Coming Home to Mobile
It’s not often that a port of a game is regarded with comparable praise to its original version. Usually, ports are clunky games, where sacrifices the developers made to squeeze the title into a compact package are plainly visible. Of course, there are strong examples like Old School RuneScape and some of the Final Fantasy games (such as FFIX), titles that are true to their original versions and outright playable. At $7.99 on Android and $6.99 on iOS, Lock’s Quest sits among these stronger ports, largely due to its inherent mechanics.

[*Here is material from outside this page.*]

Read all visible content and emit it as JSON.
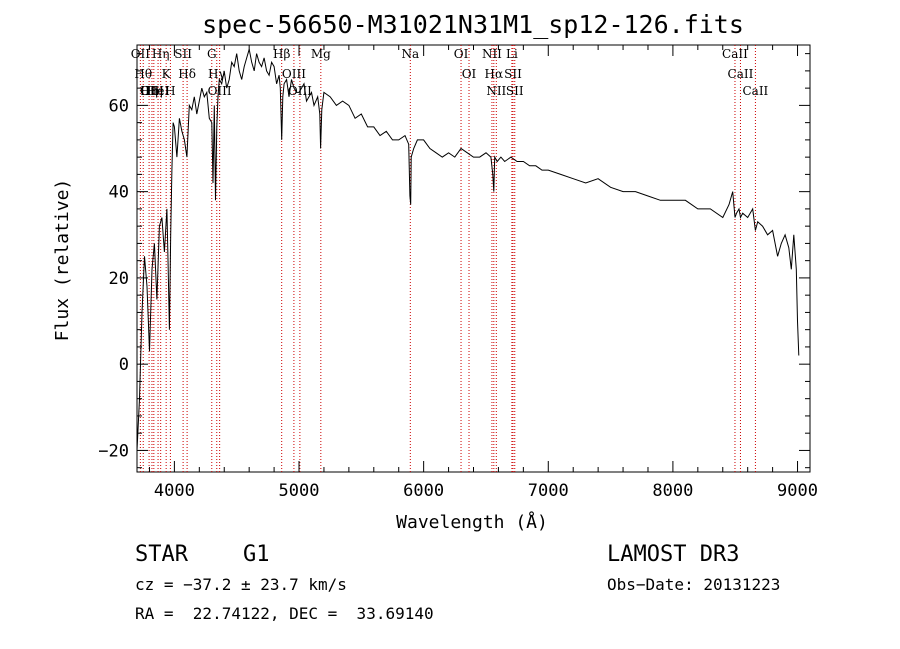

Originally released in 2008 for the Nintendo DS, Lock’s Quest was designed to utilize touch controls—a feature that translates seamlessly to mobile devices—and the loss of a second screen does little to hamper that experience: you select and slide unique turrets into place, defending castles, towns and fortresses along with important character units and locations. While some of the QTE events can be tricky in combination with the isometric perspective (even with smaller thumbs), this modest yet elegant game shines on a platform not too unlike the DS for which it was originally developed.
Well-Delivered Tactical Mechanics
Lock’s Quest is a tower defense game that uses real-time strategy balanced with careful planning. Each fight is part of a greater campaign lasting multiple battles. During this time, you spend and collect Source, an aptly named in-game resource, by killing Clockworks, your mechanical nemeses. Source is used to build your defenses before each battle and to repair turrets and walls during the heat of a fight. Buildable units can only be created before a fight begins, so you must situate them wisely. Additionally, Source accumulates over fights but only resets at the beginning of each campaign. This means you can easily pigeonhole yourself into a tough situation if you are too wasteful with your Source.
During battle, you control Lock, an Archineer of a nameless kingdom, capable of harnessing Source to build weaponry to protect his people. You have the option of punching your enemies on an auto-attack loop or repairing defenses by running near units and executing a QTE. As the game progresses, you gain access to more powerful passives, such as poisoning your enemies on hit, as well as combo abilities and other actions to enhance damage. At first glance, some of these mechanics may feel excessive, but they ultimately yield a more frantic battle. The battles work on a time limit system, meaning the waves of enemies never cease until the clock strikes zero. Like the best tower defense titles, the battles feel oppressive long before they are finished.
Beautiful Visuals, Lukewarm Atmosphere
The pixel graphics are plainly beautiful. Those nostalgic for the Legacy of Gokuor Mega Man Battle Network series will enjoy the work on display. The pixel art seems to be breathing in the way characters sway and bounce even while idle. Colors are rich and bright, and the characters move across the screen in a way that mostly looks like they are connected to the world rather than floating over it. While credit is due to the original Developer 5th Cell for their outstanding work, Digital Continue did a fantastic job on the remaster.
While the visual presentation is powerful, the story and sound design come off much staler. Most songs are repeated throughout, and while the midi tracks are charming, they are repeated and grow old quickly. The story, like a lot of generic RPG-types, comes off as a little uninspired, with notable evidence being the nameless kingdom and the main villain being called “Agony.” Personally, I find sound easy to ignore on mobile platforms, as I have ready access to my own music, but story is an understandable deal-breaker for those looking to delve deep into their games’ lore. That being said, this is a tower defense game, and the story is understandably ancillary from the outset.
One of the Better Ways to Play
If you aren’t looking to drop a little more on a physical copy of Lock’s Quest on the DS, the mobile version is a more than suitable replacement. The controls map very similarly to the touch screen on the DS, and while touch controls are generally inferior to anything analog, the nature of the game doesn’t require quick displays of technical skill. The game has recently been ported to PC as well as PS4, where one might imagine the ported touch controls will wax clunky.
While not exactly remarkable, Lock’s Quest offers a capable tower defense experience. It will make you think, and you will spend a fair amount of time restarting battles, and perhaps even a save file. Lock’s Quest offers a Hard and Normal difficulty when you begin your save file, so you can freely tailor the experience to your desires. If you are looking for an inexpensive classic-style tower defense game that delivers on what it markets and offers a decent challenge, Lock’s Quest is for you.
Locks Quest is short and offers an engaging experience on some levels, a lacking one on others. Overall, it is worth the money, and it feels as if it was meant to be played on a phone or tablet.